Tunisie – Un nouveau sondage confirme la suprématie d’Ennahdha et l’indécision des électeurs

Un nouveau sondage crédite Ennahdha de scores encore plus hégémoniques et montre une indécision encore plus élevée chez les Tunisiens. Mais 65% des électeurs ne se prononcent pas encore. Et sur le tiers restant, une majorité importante vote Ennahdha. Ce parti est largement en tête des intentions de vote chez ceux des électeurs qui ont déjà pris leur décision.

Le dernier sondage d’opinion Sigma dont nous avions eu la primeur samedi 10 septembre révélait deux principales tendances : une nouvelle progression du parti islamiste, qui avec une prévision de 80 sièges à la Constituante se rapprochait sérieusement de la majorité absolue, et l’indécision des électeurs, qui même si elle est en légère baisse restait à 40%.

Mais voilà qu’un nouveau sondage politique enfonce le clou en marginalisant un peu plus les plus sceptiques. Réalisé durant la même période (8 septembre) par l’institut Emrhod, sur une commande du parti UPL, il a sondé quasiment 3 fois plus d’électeurs (6.400 contre 2.513 pour Sigma), et a employé la méthode du questionnement direct en face à face avec les sondés, contre la méthode téléphonique pour Sigma.
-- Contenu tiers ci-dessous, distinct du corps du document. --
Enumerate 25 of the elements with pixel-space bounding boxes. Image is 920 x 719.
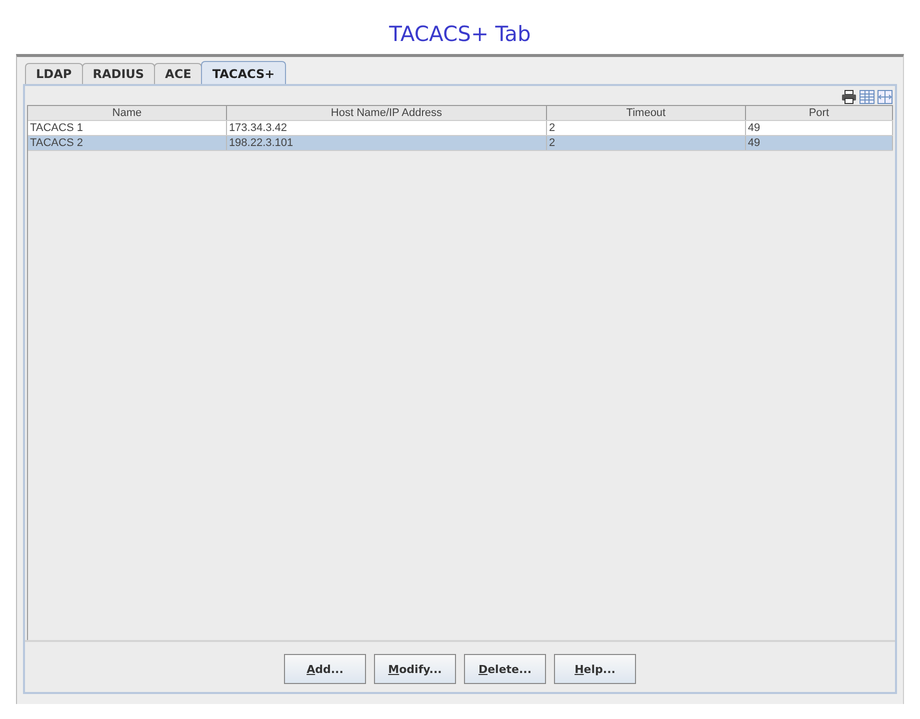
tab[interactable]: RADIUS xyxy=(82,63,156,84)
table-row[interactable]: TACACS 2 198.22.3.101 2 49 xyxy=(28,136,893,151)
dialog-button[interactable]: Delete... xyxy=(464,654,546,684)
table-row[interactable]: TACACS 1 173.34.3.42 2 49 xyxy=(28,121,893,136)
table-cell: 173.34.3.42 xyxy=(226,121,547,135)
tab[interactable]: LDAP xyxy=(25,63,83,84)
table-cell: 2 xyxy=(546,136,746,150)
page-title: TACACS+ Tab xyxy=(389,22,531,48)
tab[interactable]: ACE xyxy=(154,63,202,84)
dialog-button[interactable]: Add... xyxy=(284,654,366,684)
tab[interactable]: TACACS+ xyxy=(201,61,286,84)
column-header[interactable]: Timeout xyxy=(546,106,746,120)
table-cell: 198.22.3.101 xyxy=(226,136,547,150)
table-cell: 49 xyxy=(746,121,893,135)
dialog-button[interactable]: Modify... xyxy=(374,654,456,684)
column-header[interactable]: Port xyxy=(746,106,893,120)
table-cell: 2 xyxy=(546,121,746,135)
column-resize-icon[interactable] xyxy=(877,90,893,104)
dialog-button[interactable]: Help... xyxy=(554,654,636,684)
table-cell: 49 xyxy=(746,136,893,150)
print-icon[interactable] xyxy=(841,90,857,104)
column-header[interactable]: Host Name/IP Address xyxy=(226,106,547,120)
column-header[interactable]: Name xyxy=(28,106,227,120)
table-cell: TACACS 1 xyxy=(28,121,227,135)
table-cell: TACACS 2 xyxy=(28,136,227,150)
Cette fois Ennahdha aurait la majorité absolue selon Emrhod, avec pas moins de 120 sièges à la future assemblée… En intentions de vote, c’est un tonitruant 38% qui vient contredire à la hausse les 23% dont Sigma créditait le même parti.

Autre fait marquant, sur les 70 femmes qui feraient leur entrée à l’assemblée constituante, 53 d’entre elles seraient des élues d’Ennahdha.

Pour les autres partis, on y relève principalement une poussée de l’UPL déjà notée par Sigma, qui s’affirme désormais comme 4ème force politique du pays. Le PDP stagne aux alentours de 10%, Ettakatol progresse faiblement sans rejoindre ce dernier, confirmant également les tendances déjà relevées par la dernière enquête.

Une élection qui se décidera au tout dernier moment

Mais l’enseignement clé du dernier sondage en date, cela reste la très forte indécision à près d’un mois des élections. A 40% au total (sous toutes ses formes) selon Sigma, Emrhod la situe à plus de 50%… Ainsi, à la question « Avez-vous une idée pour quel parti vous allez voter ? », 52% des tunisiens répondent par non, et 13% ne se prononcent pas. Seul un tiers des sondés a déjà fait son choix.

Or, puisque par ailleurs 70% des tunisiens disent ne connaitre à ce jour aucun programme d’un parti politique, on peut en déduire que selon toute vraisemblance, c’est le vote identitaire et religieux qui est déjà acquis, décidé à l’avance tel un mécanisme d’identification quoiqu’il arrive.

Une situation qui fait dire unanimement à tous les analystes que le vote du 23 octobre prochain se décidera dans les tous derniers jours qui seront décisifs, les indécis pouvant considérablement changer la donne. Ce qui pousse les stratèges politiques à l’image de Cyril Grislain Karray, à appeler à « Ne pas voter pour voter, mais voter pour élire », allusion faite à la logique arithmétique qui voudrait qu’un vote « utile », efficace pour celui qui voudrait faire barrage à la domination d’un parti donné, devrait aller non pas nécessairement à sa formation politique préférée, mais au compromis de celle qui est suffisamment proche de ses idées, tout en étant en mesure de prendre un maximum de sièges au plus fort.

Chose qui fait craindre par ailleurs que le vote pour les listes indépendantes, étant donné la configuration actuelle du paysage politique, est un vote qui éparpille les voix du camp moderniste et fait indirectement le jeu d’Ennahdha.